Rise will flow 7.7% decline in first nine months despite high oil prices

Saudi Arabia’s bourse, by far the largest in the Middle East, is expected to sharply rebound this year after a decline of nearly 7.7 per cent in the first nine months, the Gulf Kingdom’s largest bank said on Tuesday.

The decline was a result of worries by local equity investors because of the global financial turmoil although the domestic economy is growing fast and the kingdom is poised for massive financial surpluses, National Commercial Bank (NCB) said in its weekly report, sent to 'Emirates24|7'.

It said investors in the Saudi bourse, Tadawul, which accounts for nearly a third of the total Arab market capitalization, are anticipating third quarter results and are “anxious to shift their funds towards stronger stocks.”

The report showed Tadawul has managed to remain above the 6,000 level during September, with the index closing at 6,112.37 last week, marking a 0.5 per cent loss over the 4-day trading week due to national day celebrations. 

“The index has lost 7.7 per cent as of last week since the beginning of 2011 which is a conflicting reflection of the economy,” it said.
“Saudi oil production has been raised to accommodate shortages from Libya… coupled with elevated oil prices; the Saudi economy is set for huge budget surpluses.

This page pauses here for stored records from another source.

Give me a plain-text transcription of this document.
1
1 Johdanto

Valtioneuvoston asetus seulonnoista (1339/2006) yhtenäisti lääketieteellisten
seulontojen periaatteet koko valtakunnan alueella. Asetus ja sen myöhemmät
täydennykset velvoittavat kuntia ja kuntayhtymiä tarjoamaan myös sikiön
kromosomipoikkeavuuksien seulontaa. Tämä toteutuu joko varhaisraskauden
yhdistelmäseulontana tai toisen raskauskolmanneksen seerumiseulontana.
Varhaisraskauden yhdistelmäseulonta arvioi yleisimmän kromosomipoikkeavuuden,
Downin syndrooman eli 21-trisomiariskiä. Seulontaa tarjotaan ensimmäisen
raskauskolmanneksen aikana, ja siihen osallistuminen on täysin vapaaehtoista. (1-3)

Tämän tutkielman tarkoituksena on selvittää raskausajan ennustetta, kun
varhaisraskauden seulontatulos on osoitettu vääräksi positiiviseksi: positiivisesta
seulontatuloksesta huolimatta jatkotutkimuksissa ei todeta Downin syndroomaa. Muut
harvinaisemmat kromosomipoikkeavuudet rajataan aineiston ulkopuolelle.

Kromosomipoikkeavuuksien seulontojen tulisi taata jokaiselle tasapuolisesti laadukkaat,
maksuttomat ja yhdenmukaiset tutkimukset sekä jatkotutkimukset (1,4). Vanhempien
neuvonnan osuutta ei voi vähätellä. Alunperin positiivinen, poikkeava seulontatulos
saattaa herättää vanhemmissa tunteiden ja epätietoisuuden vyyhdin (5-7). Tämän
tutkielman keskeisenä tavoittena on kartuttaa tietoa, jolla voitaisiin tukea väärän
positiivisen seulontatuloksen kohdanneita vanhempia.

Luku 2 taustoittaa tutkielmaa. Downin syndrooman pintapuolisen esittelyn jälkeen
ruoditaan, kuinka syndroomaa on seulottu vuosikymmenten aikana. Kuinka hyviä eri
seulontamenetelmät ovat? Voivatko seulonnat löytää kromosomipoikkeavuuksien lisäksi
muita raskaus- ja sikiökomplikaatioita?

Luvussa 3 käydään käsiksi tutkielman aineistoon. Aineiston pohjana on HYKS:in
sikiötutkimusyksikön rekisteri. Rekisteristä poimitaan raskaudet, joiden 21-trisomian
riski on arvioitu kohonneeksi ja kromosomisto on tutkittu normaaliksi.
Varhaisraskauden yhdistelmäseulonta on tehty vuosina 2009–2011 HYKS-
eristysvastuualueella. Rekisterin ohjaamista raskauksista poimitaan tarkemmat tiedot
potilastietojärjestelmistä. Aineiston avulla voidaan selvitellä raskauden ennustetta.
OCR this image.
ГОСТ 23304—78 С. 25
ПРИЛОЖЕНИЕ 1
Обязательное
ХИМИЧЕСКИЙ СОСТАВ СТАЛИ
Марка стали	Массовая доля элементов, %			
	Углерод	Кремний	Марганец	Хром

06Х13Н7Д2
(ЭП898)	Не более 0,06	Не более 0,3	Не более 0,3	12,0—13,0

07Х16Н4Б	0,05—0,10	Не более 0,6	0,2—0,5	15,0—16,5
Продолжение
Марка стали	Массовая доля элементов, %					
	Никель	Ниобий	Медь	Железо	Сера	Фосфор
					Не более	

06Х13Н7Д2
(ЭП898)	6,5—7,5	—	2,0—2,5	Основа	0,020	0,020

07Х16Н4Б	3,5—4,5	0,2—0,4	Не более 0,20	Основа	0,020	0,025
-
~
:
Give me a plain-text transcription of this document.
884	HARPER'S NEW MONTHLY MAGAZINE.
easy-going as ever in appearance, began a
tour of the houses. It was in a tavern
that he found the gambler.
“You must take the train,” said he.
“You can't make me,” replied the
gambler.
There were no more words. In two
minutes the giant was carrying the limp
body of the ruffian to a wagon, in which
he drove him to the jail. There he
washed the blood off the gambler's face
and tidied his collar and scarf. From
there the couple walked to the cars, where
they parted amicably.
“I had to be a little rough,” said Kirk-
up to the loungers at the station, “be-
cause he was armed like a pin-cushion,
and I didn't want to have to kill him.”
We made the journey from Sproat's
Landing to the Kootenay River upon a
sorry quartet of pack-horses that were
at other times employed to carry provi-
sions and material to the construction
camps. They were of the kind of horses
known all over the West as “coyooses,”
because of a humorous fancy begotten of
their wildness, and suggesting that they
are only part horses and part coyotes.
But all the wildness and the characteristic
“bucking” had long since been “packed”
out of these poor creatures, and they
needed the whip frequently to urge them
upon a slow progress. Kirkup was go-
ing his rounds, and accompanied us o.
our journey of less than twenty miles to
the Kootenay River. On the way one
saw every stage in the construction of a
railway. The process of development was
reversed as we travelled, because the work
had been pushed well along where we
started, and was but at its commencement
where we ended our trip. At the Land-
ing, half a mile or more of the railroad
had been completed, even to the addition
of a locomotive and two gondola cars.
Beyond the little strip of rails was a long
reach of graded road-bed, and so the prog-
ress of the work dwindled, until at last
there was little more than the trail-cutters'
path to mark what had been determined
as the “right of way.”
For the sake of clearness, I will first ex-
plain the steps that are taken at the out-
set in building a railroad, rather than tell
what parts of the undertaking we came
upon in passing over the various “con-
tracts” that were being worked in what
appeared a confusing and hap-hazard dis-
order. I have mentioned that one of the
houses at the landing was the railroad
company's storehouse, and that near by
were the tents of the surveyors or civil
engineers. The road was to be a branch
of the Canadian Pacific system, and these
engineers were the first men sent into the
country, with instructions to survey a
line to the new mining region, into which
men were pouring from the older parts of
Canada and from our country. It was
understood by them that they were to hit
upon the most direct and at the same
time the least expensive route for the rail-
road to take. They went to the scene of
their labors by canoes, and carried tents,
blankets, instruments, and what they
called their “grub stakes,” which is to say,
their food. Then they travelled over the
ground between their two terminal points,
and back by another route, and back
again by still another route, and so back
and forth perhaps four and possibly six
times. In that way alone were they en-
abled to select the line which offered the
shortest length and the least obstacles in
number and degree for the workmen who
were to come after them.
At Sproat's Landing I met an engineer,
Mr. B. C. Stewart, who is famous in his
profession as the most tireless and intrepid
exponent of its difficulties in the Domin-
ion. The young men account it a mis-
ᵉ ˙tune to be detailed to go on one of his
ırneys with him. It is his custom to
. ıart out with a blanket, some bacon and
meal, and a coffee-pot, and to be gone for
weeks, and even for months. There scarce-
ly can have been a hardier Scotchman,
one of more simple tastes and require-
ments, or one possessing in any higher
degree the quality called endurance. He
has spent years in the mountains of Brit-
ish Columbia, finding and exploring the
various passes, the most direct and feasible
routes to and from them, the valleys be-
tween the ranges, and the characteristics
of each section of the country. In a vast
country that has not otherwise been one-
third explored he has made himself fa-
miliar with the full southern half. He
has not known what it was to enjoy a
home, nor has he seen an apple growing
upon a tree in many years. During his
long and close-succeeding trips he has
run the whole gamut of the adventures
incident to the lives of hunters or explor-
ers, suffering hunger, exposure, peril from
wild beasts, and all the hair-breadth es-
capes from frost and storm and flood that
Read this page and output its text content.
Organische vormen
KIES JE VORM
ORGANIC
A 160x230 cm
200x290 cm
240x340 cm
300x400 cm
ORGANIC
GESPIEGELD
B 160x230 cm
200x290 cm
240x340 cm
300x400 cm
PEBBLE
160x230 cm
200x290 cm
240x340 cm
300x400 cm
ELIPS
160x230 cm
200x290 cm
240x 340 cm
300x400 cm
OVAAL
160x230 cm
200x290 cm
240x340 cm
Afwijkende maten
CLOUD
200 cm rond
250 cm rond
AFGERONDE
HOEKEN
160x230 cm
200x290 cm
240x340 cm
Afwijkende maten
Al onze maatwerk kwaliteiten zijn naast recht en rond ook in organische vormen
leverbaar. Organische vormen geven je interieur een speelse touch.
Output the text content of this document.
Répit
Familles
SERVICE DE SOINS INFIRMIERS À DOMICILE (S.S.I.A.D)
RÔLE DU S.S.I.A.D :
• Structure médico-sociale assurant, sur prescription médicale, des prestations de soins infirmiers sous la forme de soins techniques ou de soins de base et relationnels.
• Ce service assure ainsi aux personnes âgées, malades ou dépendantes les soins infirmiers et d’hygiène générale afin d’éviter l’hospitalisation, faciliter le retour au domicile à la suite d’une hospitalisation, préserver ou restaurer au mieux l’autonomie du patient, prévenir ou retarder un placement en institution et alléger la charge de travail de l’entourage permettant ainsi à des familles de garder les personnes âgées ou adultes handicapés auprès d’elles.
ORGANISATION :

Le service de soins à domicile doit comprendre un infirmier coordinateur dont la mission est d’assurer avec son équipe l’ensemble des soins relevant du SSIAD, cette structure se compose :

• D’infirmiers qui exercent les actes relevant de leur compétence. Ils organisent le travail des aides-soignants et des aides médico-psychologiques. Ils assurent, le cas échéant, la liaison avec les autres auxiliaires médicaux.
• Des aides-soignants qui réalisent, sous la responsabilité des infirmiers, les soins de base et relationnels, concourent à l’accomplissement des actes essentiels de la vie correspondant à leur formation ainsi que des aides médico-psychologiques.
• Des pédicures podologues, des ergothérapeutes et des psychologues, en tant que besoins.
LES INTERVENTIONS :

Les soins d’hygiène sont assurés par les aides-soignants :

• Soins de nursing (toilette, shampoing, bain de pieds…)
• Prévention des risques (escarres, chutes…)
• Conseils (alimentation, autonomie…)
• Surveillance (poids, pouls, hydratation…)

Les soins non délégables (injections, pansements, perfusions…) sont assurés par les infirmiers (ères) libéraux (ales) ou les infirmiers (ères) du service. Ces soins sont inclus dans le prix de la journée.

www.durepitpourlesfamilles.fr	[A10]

The economy has proved resilient to external shocks and is undergoing huge spending plans….this should be reflected on stock prices but investors seem wary of the global sentiment.”

Fundamentally, the report added, Saudi stocks are poised for gains as their corporate profitability has been on the rise so far and are expected to record gains during the remainder of the year.  Moreover, daily trading volumes have started to pick up and reached a three month peak at SR5.5 billion last week. 

During this year, trading volumes have averaged at SR4.2 billion, almost 36 per cent higher than 2010’s average daily trading.  “We expect the Tadawul index to reach closer to 6,500 by the end of 2011 as fundamental growth reassures investors’ sentiment.”